Interrogato Lucano: «Nulla da nascondere, ho celebrato un solo matrimonio e non era combinato»

Interrogatorio di garanzia in tribunale, a Locri, per il sindaco di Riace, Domenico Lucano, arrestato martedì nell’ambito di un’inchiesta condotta dalla Guardia di Finanza e coordinata dalla procura di Locri, sull’attività del Comune e sulla gestione dei fondi destinati ai progetti dell’immigrazione. Lucano, che ha terminato da poco l’interrogatorio davanti al gip Domenico di Croce accompagnato dai suoi avvocati Antonio Mazzone e Andrea Daqua, ha lasciato il palazzo di giustizia. Per lui l’accusa è di favoreggiamento dell’immigrazione clandestina e irregolarità nell’affidamento diretto a due cooperative del servizio di raccolta dei rifiuti. “Non ho nulla da nascondere e da non dire, tutto quello che so lo dico, tutto” aveva detto ai giornalisti entrando in Tribunale.
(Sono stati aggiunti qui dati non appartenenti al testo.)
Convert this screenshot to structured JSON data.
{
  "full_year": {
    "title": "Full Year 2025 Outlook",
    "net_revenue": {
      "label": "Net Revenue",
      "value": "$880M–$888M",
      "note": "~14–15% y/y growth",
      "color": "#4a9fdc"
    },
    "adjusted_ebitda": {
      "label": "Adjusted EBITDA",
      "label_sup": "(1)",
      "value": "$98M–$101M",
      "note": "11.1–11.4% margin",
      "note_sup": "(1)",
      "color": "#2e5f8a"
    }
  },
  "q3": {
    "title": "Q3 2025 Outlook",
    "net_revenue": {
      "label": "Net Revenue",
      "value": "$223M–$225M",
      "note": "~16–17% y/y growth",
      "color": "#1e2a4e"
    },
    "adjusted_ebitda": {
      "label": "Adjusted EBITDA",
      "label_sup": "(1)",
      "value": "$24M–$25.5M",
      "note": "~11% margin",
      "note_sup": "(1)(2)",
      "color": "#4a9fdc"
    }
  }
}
“Ho celebrato un solo matrimonio e non combinato”. E sui rifiuti: «Ho cercato di fare luce, devo pagare per questo?»

“Perché parlano di matrimoni al plurale? È stato solo uno, ma non è stato combinato. Abbiamo fatto le pubblicazioni, come in tutte le cose regolari. Mi sembra una cosa assurda, c’è stato un passaggio del Gip che dice “purtroppo è un reato di umanità”. Lo ha detto il sindaco di Riace, Domenico Lucano, uscendo dal palazzo di giustizia di Locri.

Sulle presunte irregolarità nell’affidamento del servizio di raccolta dei rifiuti Lucano risponde così ai giornalisti: “C’e’ una mafia che controlla il ciclo rifiuti, io ho cercato di fare luce, di coinvolgere le cooperative sociali” in cui lavorano “persone svantaggiate”. Devo pagare per questo?”.

In tribunale si è presentata anche la compagna Lemlem Teshfahun. La donna è destinataria di un divieto di dimora ordinata dal gip per i “matrimoni di comodo”, volti a favorire i rifugiati. Questo sabato a Riace la manifestazione di solidarietà e sostegno al sindaco Lucano.